Workers spread strips of tarp by hand, rolling each $450, 231-by-15-foot section down the slopes. After sewing the strips together, they place bags of sand on top of the tarps to prevent them from blowing away. The whole process takes six weeks to complete, and removing the tarps in preparation for ski season takes another month and a half.
When it comes to climate change, ski resorts throughout the Alps have been feeling the heat more than other regions. A 2014 report found that the Austrian Alps had already warmed by almost 3.6 degrees Fahrenheit since 1880, compared to a worldwide average of 1.5 degrees F. Toasty winter temperatures of 50 degrees are now commonly observed in the Italian Dolomites, where skiers glide down the slopes wearing T-shirts and no gloves. In the French ski town of Chamonix, in the shadow of Mont Blanc, snow accumulation has been cut in half over the past four decades, and the melting Mer de Glace (Sea of Ice) glacier threatens to disrupt what was once the world’s longest ski run.
Overall, reduced snowfall and a receding snow line (the lowest point at which snow lasts year-round) have helped to shorten the Alps’ average ski season by more than a month since 1960. As a result, according to a report in the Guardian, more than 200 ski resorts have shuttered. Those that remain, like Pontedilegno Tonale with its huge tarps, have had to take action to protect their slopes.
In France, the Val d’Isère makes its own snow. Using 650 powerful cannons, it blasts fresh powder onto the mountain, producing up to 282,000 cubic feet every hour. Other resorts, like the French Courchevel, opt for “snow farming,” taking snow from the coldest months of January or February and stashing it away under several inches of wood chips. The wood chips preserve the snow, which resort managers then unearth and spread back over the mountain when it’s time to begin the ski season—kind of like recycling, but for snow. The Swiss resort of Davos says it can retain up to 80 percent of the snow it covers by using this method.
Franco del Pero, one of the leaders of the project to slow the Presena Glacier’s melting, told Agence France-Presse the tarps are working. “When we remove them in September and we see that they did their job, we feel proud,” he said.

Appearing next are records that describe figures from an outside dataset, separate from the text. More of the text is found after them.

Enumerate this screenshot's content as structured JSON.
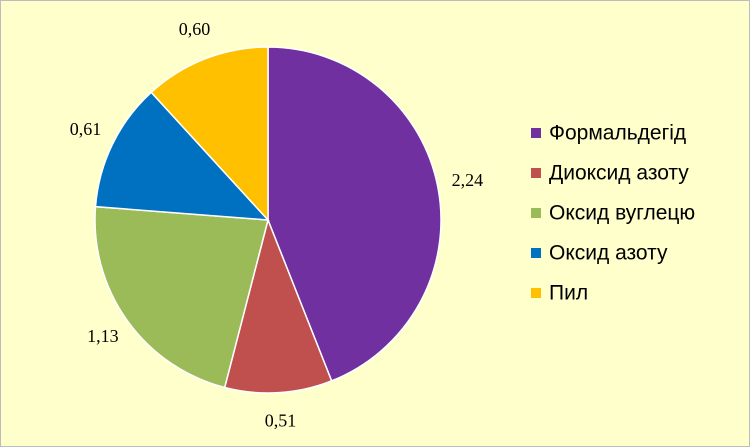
{
  "chart_data": {
    "type": "pie",
    "categories": [
      "Формальдегід",
      "Диоксид азоту",
      "Оксид вуглецю",
      "Оксид азоту",
      "Пил"
    ],
    "values": [
      2.24,
      0.51,
      1.13,
      0.61,
      0.6
    ],
    "value_labels": [
      "2,24",
      "0,51",
      "1,13",
      "0,61",
      "0,60"
    ],
    "colors": [
      "#7030a0",
      "#c0504d",
      "#9bbb59",
      "#0070c0",
      "#ffc000"
    ],
    "legend": "right"
  }
}
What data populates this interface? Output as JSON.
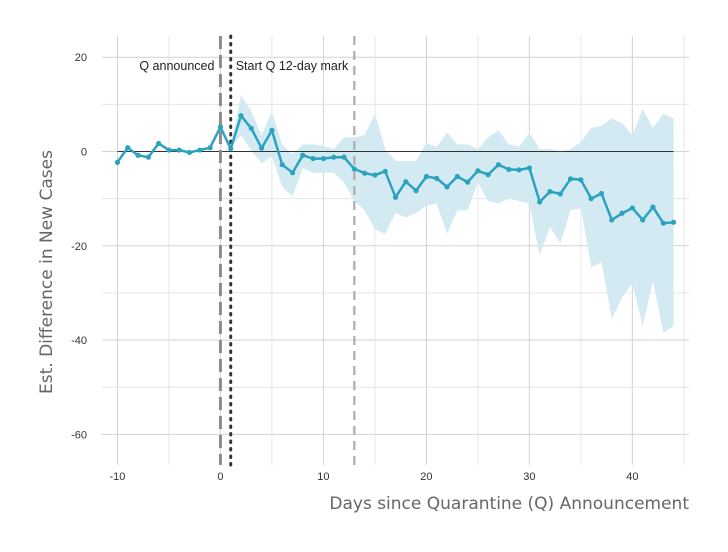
{
  "chart_data": {
    "type": "line",
    "title": "",
    "xlabel": "Days since Quarantine (Q) Announcement",
    "ylabel": "Est. Difference in New Cases",
    "xlim": [
      -11.5,
      45.5
    ],
    "ylim": [
      -66.5,
      24.5
    ],
    "xticks": [
      -10,
      0,
      10,
      20,
      30,
      40
    ],
    "yticks": [
      20,
      0,
      -20,
      -40,
      -60
    ],
    "grid": true,
    "zero_line": 0,
    "series": [
      {
        "name": "estimate",
        "color": "#2ba3bf",
        "band_color": "#d3eaf2",
        "x": [
          -10,
          -9,
          -8,
          -7,
          -6,
          -5,
          -4,
          -3,
          -2,
          -1,
          0,
          1,
          2,
          3,
          4,
          5,
          6,
          7,
          8,
          9,
          10,
          11,
          12,
          13,
          14,
          15,
          16,
          17,
          18,
          19,
          20,
          21,
          22,
          23,
          24,
          25,
          26,
          27,
          28,
          29,
          30,
          31,
          32,
          33,
          34,
          35,
          36,
          37,
          38,
          39,
          40,
          41,
          42,
          43,
          44
        ],
        "y": [
          -2.3,
          0.8,
          -0.8,
          -1.2,
          1.7,
          0.3,
          0.3,
          -0.2,
          0.3,
          0.8,
          5.2,
          0.6,
          7.6,
          4.9,
          0.7,
          4.5,
          -2.8,
          -4.5,
          -0.8,
          -1.5,
          -1.5,
          -1.2,
          -1.2,
          -3.7,
          -4.6,
          -5.0,
          -4.2,
          -9.7,
          -6.4,
          -8.3,
          -5.3,
          -5.7,
          -7.5,
          -5.3,
          -6.5,
          -4.1,
          -4.9,
          -2.8,
          -3.8,
          -3.9,
          -3.5,
          -10.7,
          -8.5,
          -9.0,
          -5.8,
          -6.0,
          -10.0,
          -8.9,
          -14.5,
          -13.1,
          -12.0,
          -14.5,
          -11.8,
          -15.2,
          -15.0
        ],
        "lower": [
          -2.3,
          0.8,
          -0.8,
          -1.2,
          1.7,
          0.3,
          0.3,
          -0.2,
          0.3,
          0.8,
          5.2,
          0.6,
          3.5,
          0.2,
          -2.5,
          -1.0,
          -7.5,
          -9.5,
          -3.5,
          -4.5,
          -4.5,
          -4.5,
          -6.5,
          -10.5,
          -12.5,
          -16.5,
          -17.5,
          -13.0,
          -14.0,
          -13.0,
          -11.5,
          -11.0,
          -17.5,
          -12.5,
          -12.5,
          -6.5,
          -10.5,
          -11.0,
          -10.0,
          -10.5,
          -11.0,
          -22.0,
          -16.0,
          -19.5,
          -12.5,
          -12.0,
          -24.5,
          -23.5,
          -35.5,
          -31.0,
          -28.0,
          -37.0,
          -27.5,
          -38.5,
          -37.0
        ],
        "upper": [
          -2.3,
          0.8,
          -0.8,
          -1.2,
          1.7,
          0.3,
          0.3,
          -0.2,
          0.3,
          0.8,
          5.2,
          0.6,
          12.0,
          8.5,
          3.5,
          8.5,
          1.5,
          -0.5,
          1.5,
          1.5,
          1.2,
          0.5,
          3.0,
          3.0,
          3.5,
          8.0,
          0.5,
          -2.0,
          -2.0,
          -2.0,
          1.8,
          1.0,
          4.0,
          1.5,
          1.5,
          0.5,
          3.0,
          4.5,
          1.5,
          1.0,
          4.0,
          0.5,
          0.5,
          0.0,
          0.5,
          2.0,
          5.0,
          5.5,
          7.0,
          6.0,
          3.5,
          9.0,
          5.0,
          8.0,
          7.0
        ]
      }
    ],
    "annotations": [
      {
        "x": 0,
        "label": "Q announced",
        "style": "longdash",
        "color": "#8c8c8c",
        "label_anchor": "end"
      },
      {
        "x": 1,
        "label": "Start Q",
        "style": "dotted",
        "color": "#333333",
        "label_anchor": "start"
      },
      {
        "x": 13,
        "label": "12-day mark",
        "style": "dashed",
        "color": "#b5b5b5",
        "label_anchor": "end"
      }
    ]
  }
}
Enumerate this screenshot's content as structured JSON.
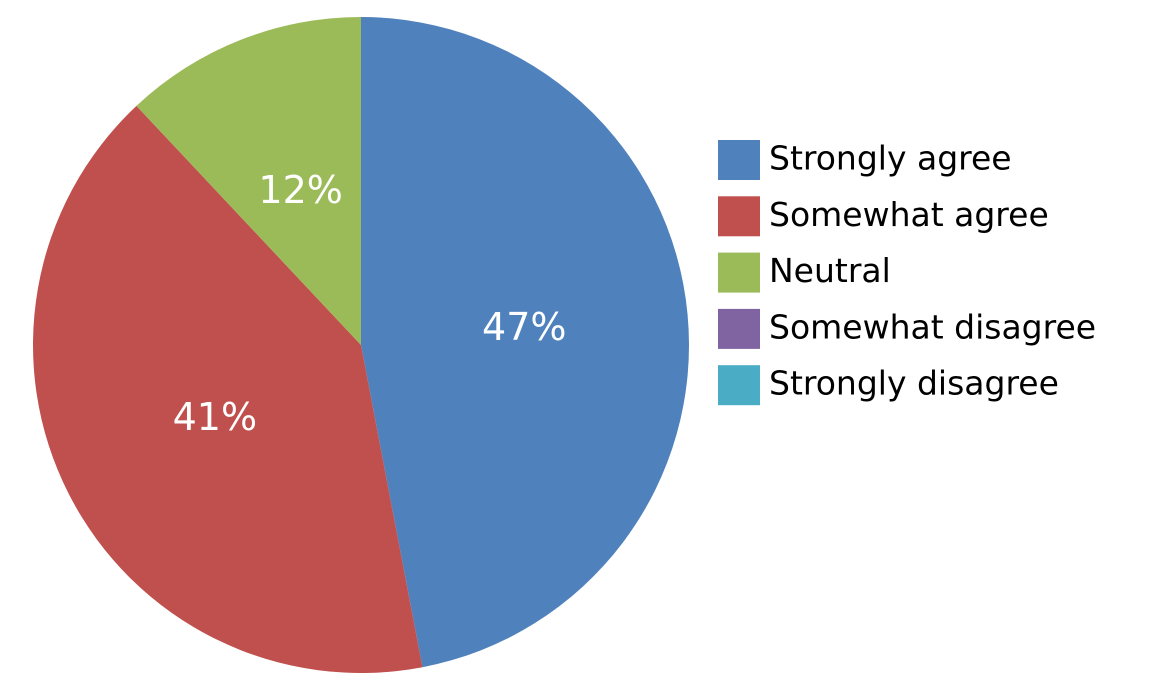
{
  "chart_data": {
    "type": "pie",
    "categories": [
      "Strongly agree",
      "Somewhat agree",
      "Neutral",
      "Somewhat disagree",
      "Strongly disagree"
    ],
    "values": [
      47,
      41,
      12,
      0,
      0
    ],
    "value_labels": [
      "47%",
      "41%",
      "12%",
      null,
      null
    ],
    "colors": [
      "#4f81bd",
      "#c0504d",
      "#9bbb59",
      "#8064a2",
      "#4bacc6"
    ],
    "legend": "right"
  }
}
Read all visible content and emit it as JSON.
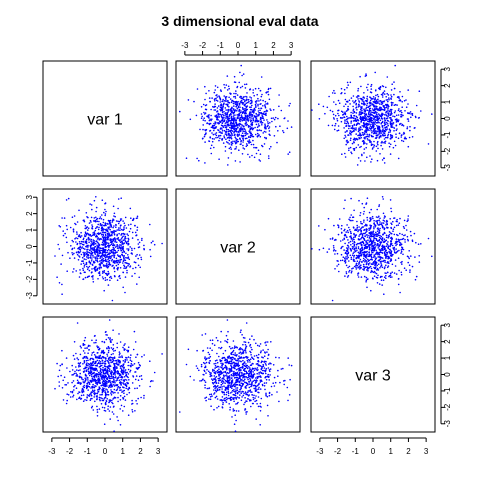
{
  "chart_data": {
    "type": "scatter",
    "title": "3 dimensional eval data",
    "variables": [
      "var 1",
      "var 2",
      "var 3"
    ],
    "axis_range": [
      -3.5,
      3.5
    ],
    "ticks": [
      -3,
      -2,
      -1,
      0,
      1,
      2,
      3
    ],
    "tick_labels": [
      "-3",
      "-2",
      "-1",
      "0",
      "1",
      "2",
      "3"
    ],
    "point_color": "#0000ff",
    "n_points": 1000,
    "distribution": "independent standard normal, mean 0, sd 1",
    "series": [
      {
        "x": "var 2",
        "y": "var 1"
      },
      {
        "x": "var 3",
        "y": "var 1"
      },
      {
        "x": "var 1",
        "y": "var 2"
      },
      {
        "x": "var 3",
        "y": "var 2"
      },
      {
        "x": "var 1",
        "y": "var 3"
      },
      {
        "x": "var 2",
        "y": "var 3"
      }
    ],
    "grid": false,
    "legend": "none"
  }
}
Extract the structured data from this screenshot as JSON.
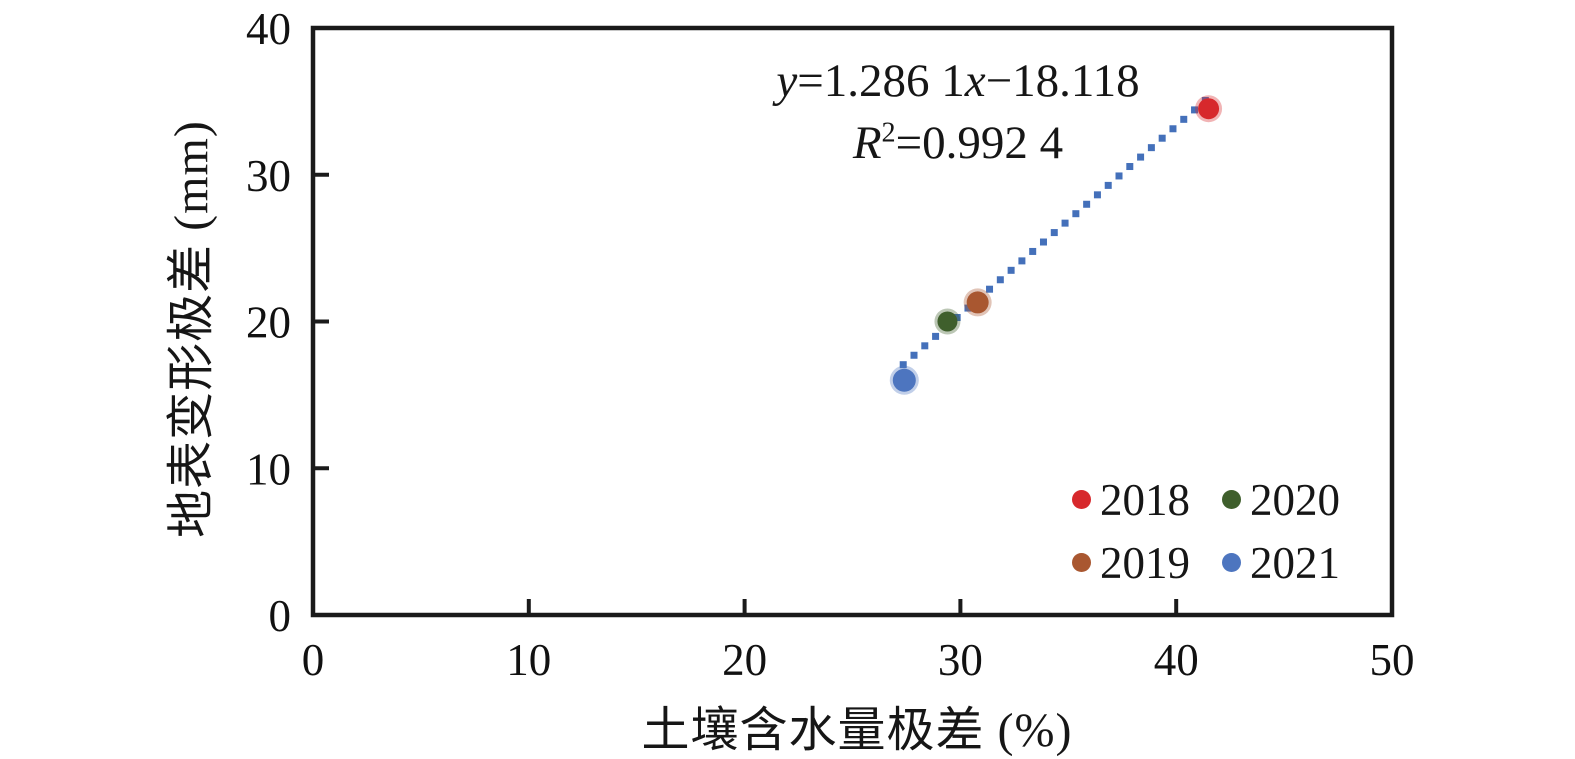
{
  "figure": {
    "background": "#ffffff",
    "axis_color": "#1a1a1a"
  },
  "axes": {
    "x": {
      "label": "土壤含水量极差 (%)"
    },
    "y": {
      "label": "地表变形极差 (mm)"
    }
  },
  "annotation": {
    "equation": {
      "y_var": "y",
      "mid": "=1.286 1",
      "x_var": "x",
      "tail": "−18.118"
    },
    "r_squared": {
      "r_var": "R",
      "exponent": "2",
      "tail": "=0.992 4"
    }
  },
  "chart_data": {
    "type": "scatter",
    "title": "",
    "xlabel": "土壤含水量极差 (%)",
    "ylabel": "地表变形极差 (mm)",
    "xlim": [
      0,
      50
    ],
    "ylim": [
      0,
      40
    ],
    "x_ticks": [
      0,
      10,
      20,
      30,
      40,
      50
    ],
    "y_ticks": [
      0,
      10,
      20,
      30,
      40
    ],
    "grid": false,
    "legend_position": "lower-right-inside",
    "series": [
      {
        "name": "2018",
        "color": "#d7282c",
        "marker": "circle",
        "marker_size": 21,
        "points": [
          [
            41.5,
            34.5
          ]
        ]
      },
      {
        "name": "2019",
        "color": "#a95730",
        "marker": "circle",
        "marker_size": 22,
        "points": [
          [
            30.8,
            21.3
          ]
        ]
      },
      {
        "name": "2020",
        "color": "#3f5f2c",
        "marker": "circle",
        "marker_size": 20,
        "points": [
          [
            29.4,
            20.0
          ]
        ]
      },
      {
        "name": "2021",
        "color": "#4d75bf",
        "marker": "circle",
        "marker_size": 23,
        "points": [
          [
            27.4,
            16.0
          ]
        ]
      }
    ],
    "trendline": {
      "slope": 1.2861,
      "intercept": -18.118,
      "x_start": 27.35,
      "x_end": 41.55,
      "point_step": 0.5,
      "style": "dotted-squares",
      "color": "#4470ba",
      "equation_text": "y=1.286 1x−18.118",
      "r2_text": "R²=0.992 4"
    }
  }
}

But it’s hard not to feel somber about the lengths resort owners have gone to cling to the melting snow and ice. A snowy winter, expansive ice sheets—these things used to be a given. Now, skiers worry they could be disappearing for good. According to the École Polytechnique Fédérale in Switzerland, even a global temperature rise limited to 3.6 degrees Fahrenheit would cause a 30 percent loss in Alpine snow cover by the end of the century.